Glaubt man den Erkenntnissen der systembraven unkritischen Geschichtsschreiber, ist das nationalsozialistische Deutschland gewissermaßen als ein Betriebsunfall in der deutschen Geschichte anzusehen; als ein dunkler Fleck sowieso – der dunkelste gar. Man könnte angesichts der hierzulande vorherrschenden Einseitigkeit überhaupt den Eindruck gewinnen, nationalsozialistische Politik, selbstredend von Verbrechern und Nichtskönnern gemacht, beschränkte sich auf die Verfolgung von Juden, dem Erbauen von Autobahnen (natürlich aus Gründen der Kriegsvorbereitung) und der Durchführung der Olympischen Spiele 1936 (selbstredend um die Welt propagandawirksam zu täuschen). Das Dritte Reich – ein Staat des Subversiven und Suggestiven also. Diese Sichtweise mag politisch korrekt sein, so einfältig ist sie aber auch.
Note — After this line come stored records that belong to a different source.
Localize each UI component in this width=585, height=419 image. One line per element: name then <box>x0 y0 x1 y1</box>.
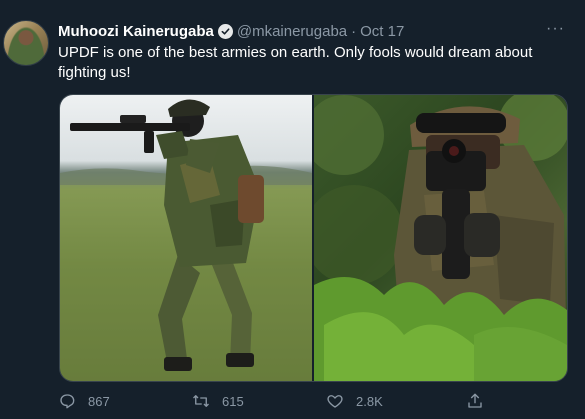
share-button[interactable] <box>466 392 484 410</box>
separator-dot: · <box>351 22 357 40</box>
tweet-header: Muhoozi Kainerugaba @mkainerugaba · Oct … <box>58 21 404 41</box>
like-icon <box>326 392 344 410</box>
like-count: 2.8K <box>356 393 383 409</box>
soldier-aiming-rifle-image <box>60 99 312 381</box>
media-photo-2[interactable] <box>314 95 567 381</box>
share-icon <box>466 392 484 410</box>
tweet-media[interactable] <box>59 94 568 382</box>
tweet-text: UPDF is one of the best armies on earth.… <box>58 44 533 81</box>
retweet-count: 615 <box>222 393 244 409</box>
retweet-icon <box>192 392 210 410</box>
avatar[interactable] <box>3 20 49 66</box>
reply-icon <box>58 392 76 410</box>
tweet[interactable]: Muhoozi Kainerugaba @mkainerugaba · Oct … <box>0 0 585 419</box>
display-name[interactable]: Muhoozi Kainerugaba <box>58 23 214 40</box>
reply-button[interactable]: 867 <box>58 392 110 410</box>
like-button[interactable]: 2.8K <box>326 392 383 410</box>
soldier-closeup-rifle-image <box>314 95 567 381</box>
verified-badge-icon <box>217 23 233 39</box>
more-options-button[interactable]: ··· <box>546 20 565 38</box>
tweet-timestamp[interactable]: Oct 17 <box>360 23 404 40</box>
user-handle[interactable]: @mkainerugaba <box>237 23 347 40</box>
media-photo-1[interactable] <box>60 95 312 381</box>
reply-count: 867 <box>88 393 110 409</box>
tweet-actions: 867 615 2.8K <box>58 392 538 414</box>
retweet-button[interactable]: 615 <box>192 392 244 410</box>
Um einen Beitrag zur Beantwortung der Frage leisten zu können, von was das deutsche Volk »befreit« wurde, hat man sich vor allem auf die sechs Friedensjahre des Dritten Reiches und hier vorrangig auf die in dieser Zeit verwirklichte Sozialpolitik zu konzentrieren.
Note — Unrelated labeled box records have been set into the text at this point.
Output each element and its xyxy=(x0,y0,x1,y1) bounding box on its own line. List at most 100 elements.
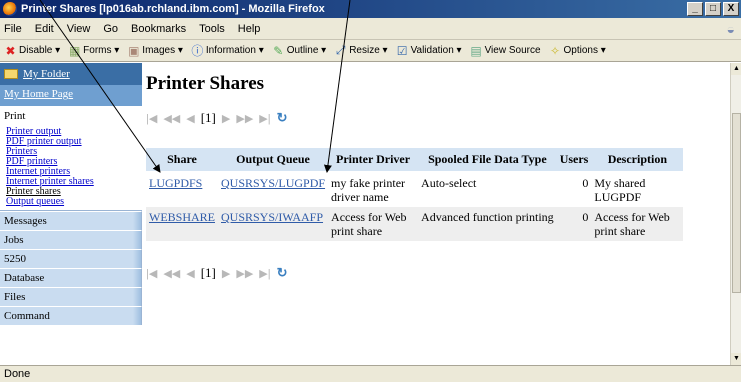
page-number: [1] xyxy=(200,110,216,125)
outline-label: Outline ▾ xyxy=(286,45,327,56)
previous-page-icon[interactable]: ◀ xyxy=(186,112,194,125)
forms-menu[interactable]: ▦ Forms ▾ xyxy=(68,44,119,58)
scroll-down-icon[interactable]: ▼ xyxy=(731,353,741,365)
my-folder-label: My Folder xyxy=(23,68,70,80)
resize-icon: ⤢ xyxy=(335,43,346,57)
share-name-link[interactable]: LUGPDFS xyxy=(146,172,218,207)
status-bar: Done xyxy=(0,365,741,382)
window-title-bar: Printer Shares [lp016ab.rchland.ibm.com]… xyxy=(0,0,741,18)
refresh-icon[interactable]: ↻ xyxy=(277,110,288,126)
forms-label: Forms ▾ xyxy=(83,45,120,56)
disable-icon: ✖ xyxy=(5,43,16,58)
last-page-icon[interactable]: ▶| xyxy=(259,112,270,125)
throbber-icon: ◒ xyxy=(726,21,735,37)
my-home-page-link[interactable]: My Home Page xyxy=(0,85,142,106)
table-row: LUGPDFS QUSRSYS/LUGPDF my fake printer d… xyxy=(146,172,683,207)
view-source-icon: ▤ xyxy=(470,43,482,58)
users-cell: 0 xyxy=(582,176,589,190)
printer-driver-cell: Access for Web print share xyxy=(328,207,419,241)
next-block-icon[interactable]: ▶▶ xyxy=(236,267,253,280)
pager-bottom: |◀ ◀◀ ◀ [1] ▶ ▶▶ ▶| ↻ xyxy=(146,265,288,281)
next-page-icon[interactable]: ▶ xyxy=(222,112,230,125)
left-navigation: My Folder My Home Page Print Printer out… xyxy=(0,63,142,365)
maximize-button[interactable]: □ xyxy=(705,2,721,16)
first-page-icon[interactable]: |◀ xyxy=(146,267,157,280)
data-type-cell: Auto-select xyxy=(421,176,477,190)
menu-view[interactable]: View xyxy=(67,23,91,35)
folder-icon xyxy=(4,69,18,79)
disable-menu[interactable]: ✖ Disable ▾ xyxy=(4,44,60,58)
validation-label: Validation ▾ xyxy=(410,45,462,56)
menu-bar: File Edit View Go Bookmarks Tools Help ◒ xyxy=(0,18,741,40)
outline-menu[interactable]: ✎ Outline ▾ xyxy=(272,44,326,58)
menu-file[interactable]: File xyxy=(4,23,22,35)
previous-page-icon[interactable]: ◀ xyxy=(186,267,194,280)
next-page-icon[interactable]: ▶ xyxy=(222,267,230,280)
users-cell: 0 xyxy=(556,207,592,241)
information-label: Information ▾ xyxy=(205,45,264,56)
previous-block-icon[interactable]: ◀◀ xyxy=(163,267,180,280)
minimize-button[interactable]: _ xyxy=(687,2,703,16)
output-queue-link[interactable]: QUSRSYS/LUGPDF xyxy=(218,172,328,207)
column-header-output-queue[interactable]: Output Queue xyxy=(218,148,329,173)
menu-help[interactable]: Help xyxy=(238,23,261,35)
resize-menu[interactable]: ⤢ Resize ▾ xyxy=(334,43,388,58)
validation-menu[interactable]: ☑ Validation ▾ xyxy=(396,44,462,58)
column-header-description[interactable]: Description xyxy=(591,148,684,173)
window-controls: _ □ X xyxy=(687,2,739,16)
resize-label: Resize ▾ xyxy=(349,45,388,56)
web-developer-toolbar: ✖ Disable ▾ ▦ Forms ▾ ▣ Images ▾ ⓘ Informati… xyxy=(0,40,741,62)
last-page-icon[interactable]: ▶| xyxy=(259,267,270,280)
first-page-icon[interactable]: |◀ xyxy=(146,112,157,125)
nav-section-database[interactable]: Database xyxy=(0,268,142,287)
share-name-link[interactable]: WEBSHARE xyxy=(146,207,218,241)
page-number: [1] xyxy=(200,265,216,280)
disable-label: Disable ▾ xyxy=(19,45,61,56)
column-header-share[interactable]: Share xyxy=(146,148,218,173)
menu-edit[interactable]: Edit xyxy=(35,23,54,35)
view-source-button[interactable]: ▤ View Source xyxy=(470,43,541,58)
description-cell: Access for Web print share xyxy=(591,207,684,241)
window-title: Printer Shares [lp016ab.rchland.ibm.com]… xyxy=(21,3,325,15)
output-queue-link[interactable]: QUSRSYS/IWAAFP xyxy=(218,207,329,241)
pager-top: |◀ ◀◀ ◀ [1] ▶ ▶▶ ▶| ↻ xyxy=(146,110,288,126)
scrollbar-thumb[interactable] xyxy=(732,113,741,293)
next-block-icon[interactable]: ▶▶ xyxy=(236,112,253,125)
nav-section-messages[interactable]: Messages xyxy=(0,211,142,230)
images-menu[interactable]: ▣ Images ▾ xyxy=(127,44,183,58)
page-title: Printer Shares xyxy=(146,73,265,94)
information-menu[interactable]: ⓘ Information ▾ xyxy=(191,42,264,59)
view-source-label: View Source xyxy=(484,45,541,56)
column-header-data-type[interactable]: Spooled File Data Type xyxy=(418,148,557,173)
print-submenu: Printer output PDF printer output Printe… xyxy=(0,125,142,211)
firefox-icon xyxy=(3,2,17,16)
nav-section-command[interactable]: Command xyxy=(0,306,142,325)
options-label: Options ▾ xyxy=(563,45,606,56)
menu-tools[interactable]: Tools xyxy=(199,23,225,35)
previous-block-icon[interactable]: ◀◀ xyxy=(163,112,180,125)
nav-section-files[interactable]: Files xyxy=(0,287,142,306)
main-content: Printer Shares |◀ ◀◀ ◀ [1] ▶ ▶▶ ▶| ↻ Sha… xyxy=(142,63,730,365)
information-icon: ⓘ xyxy=(191,44,204,58)
vertical-scrollbar[interactable]: ▲ ▼ xyxy=(730,63,741,365)
nav-section-print[interactable]: Print xyxy=(0,106,142,125)
images-label: Images ▾ xyxy=(142,45,183,56)
description-cell: My shared LUGPDF xyxy=(594,176,646,204)
options-menu[interactable]: ✧ Options ▾ xyxy=(549,44,606,58)
table-header-row: Share Output Queue Printer Driver Spoole… xyxy=(146,148,684,173)
status-text: Done xyxy=(4,368,31,380)
scroll-up-icon[interactable]: ▲ xyxy=(731,63,741,75)
menu-go[interactable]: Go xyxy=(103,23,118,35)
column-header-printer-driver[interactable]: Printer Driver xyxy=(328,148,419,173)
options-icon: ✧ xyxy=(550,43,561,58)
my-folder-link[interactable]: My Folder xyxy=(0,63,142,85)
column-header-users[interactable]: Users xyxy=(556,148,592,173)
menu-bookmarks[interactable]: Bookmarks xyxy=(131,23,186,35)
validation-icon: ☑ xyxy=(396,43,408,58)
nav-section-jobs[interactable]: Jobs xyxy=(0,230,142,249)
close-button[interactable]: X xyxy=(723,2,739,16)
nav-section-5250[interactable]: 5250 xyxy=(0,249,142,268)
forms-icon: ▦ xyxy=(68,43,81,58)
nav-item-output-queues[interactable]: Output queues xyxy=(6,197,142,207)
refresh-icon[interactable]: ↻ xyxy=(277,265,288,281)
Um das Ausmaß der Leistungen dieser Sozialpolitik ermessen zu können, ist es notwendig, sich die Verhältnisse in Erinnerung zurückrufen, unter denen die Masse des deutschen Volkes in der Weimarer Republik zu leben hatte. Die Mehrzahl der Deutschen war während dieser 14 Jahre Demokratie den schwersten sozialen Nöten ausgesetzt. Charles C. Tansill erklärt in seinem Buch Back Door to War: »Mit der Unterzeichnung des Waffenstillstandes vom 11. November 1918 wurde nicht die Blockade Deutschlands aufgehoben. Viele Monate lang nach Beendigung des Ersten Weltkrieges erlaubten die Regierungen der Verbündeten (die Alliierten) noch keine Lebensmittellieferungen zu den Millionen hungernden Menschen in Deutschland.« Der Historiker H. C. Peterson stellt in seinem Buch Propaganda for War ergänzend fest: »Bis 1918 kamen durch Unterernährung und Krankheit als Folge der Blockade schätzungsweise 763.000 Deutsche ums Leben«.[ii] Die vorstehend genannten deutschen Opfer waren Kinder, Frauen, Greise – eben die Schwächsten und Bedürftigsten unseres Volkes.
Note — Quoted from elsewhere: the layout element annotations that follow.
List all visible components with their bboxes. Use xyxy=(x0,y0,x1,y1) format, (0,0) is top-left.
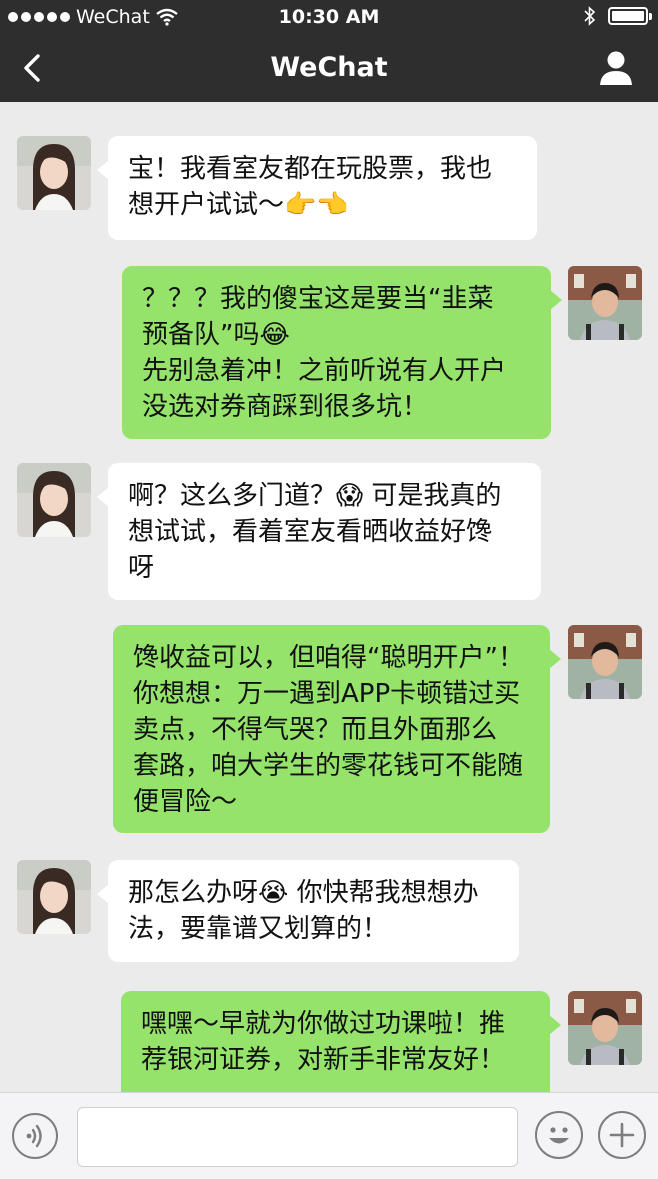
more-button[interactable] xyxy=(598,1111,646,1159)
message-bubble-outgoing[interactable]: 嘿嘿～早就为你做过功课啦！推 荐银河证券，对新手非常友好！ xyxy=(121,991,561,1092)
nav-bar: WeChat xyxy=(0,34,658,102)
emoji-button[interactable] xyxy=(535,1111,583,1159)
voice-icon xyxy=(26,1124,42,1148)
contact-avatar[interactable] xyxy=(17,136,91,210)
message-bubble-outgoing[interactable]: ？？？我的傻宝这是要当“韭菜 预备队”吗😂 先别急着冲！之前听说有人开户 没选对… xyxy=(122,266,562,439)
profile-button[interactable] xyxy=(596,48,636,88)
chat-messages[interactable]: 宝！我看室友都在玩股票，我也 想开户试试～👉👈 ？？？我的傻宝这是要当“韭菜 预… xyxy=(0,102,658,1092)
chat-title: WeChat xyxy=(270,52,388,83)
bluetooth-icon xyxy=(584,6,596,26)
smiley-icon xyxy=(549,1127,569,1144)
message-bubble-incoming[interactable]: 啊？这么多门道？😱 可是我真的 想试试，看着室友看晒收益好馋 呀 xyxy=(97,463,541,600)
battery-icon xyxy=(608,7,652,25)
message-bubble-incoming[interactable]: 那怎么办呀😭 你快帮我想想办 法，要靠谱又划算的！ xyxy=(97,860,519,962)
status-time: 10:30 AM xyxy=(278,6,380,28)
contact-avatar[interactable] xyxy=(17,860,91,934)
message-input[interactable] xyxy=(77,1107,518,1167)
my-avatar[interactable] xyxy=(568,991,642,1065)
status-bar: WeChat 10:30 AM xyxy=(0,0,658,34)
message-bubble-outgoing[interactable]: 馋收益可以，但咱得“聪明开户”！ 你想想：万一遇到APP卡顿错过买 卖点，不得气… xyxy=(113,625,561,833)
contact-avatar[interactable] xyxy=(17,463,91,537)
plus-icon xyxy=(609,1122,635,1148)
message-bubble-incoming[interactable]: 宝！我看室友都在玩股票，我也 想开户试试～👉👈 xyxy=(97,136,537,240)
my-avatar[interactable] xyxy=(568,625,642,699)
input-bar xyxy=(0,1092,658,1179)
person-icon xyxy=(600,51,632,85)
my-avatar[interactable] xyxy=(568,266,642,340)
voice-button[interactable] xyxy=(12,1113,58,1159)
Die Zeit der »ersten deutschen Demokratie« war für die Masse des deutschen Volkes geprägt von Arbeitslosigkeit, Elend und Hunger, dem Mangel an einer warmen Wohnung im Winter und einer in allen Aspekten des menschlichen Lebens aussichtslose Zukunft. Die soziale Not erreichte nie zuvor gekannte Ausmaße. In der amtlichen Broschüre über die Not in Berlin aus dem Jahre 1923 beispielsweise, sind erschütternde Berichte des Jugendamtes über das Elend unter Kindern und Jugendlichen dokumentiert: »Zahlreiche Kinder, auch im zartesten Alter, erhalten nie einen Tropfen Milch, kommen ohne warmes Frühstück zur Schule. Als Schulfrühstück erhalten sie trockenes Brot oder als Aufstrich gequetschte Kartoffeln. Die Kinder gehen vielfach ohne Hemd und warme Kleidungsstücke zur Schule oder werden aus Mangel an Leib- und Unterwäsche ganz vom Schulbesuch zurückgehalten. Die Not erstickt allmählich jedes Gefühl für Ordnung, Sauberkeit und Sitte und läßt nur noch dem Gedanken an Kampf gegen Hunger und Kälte Raum.«[iii]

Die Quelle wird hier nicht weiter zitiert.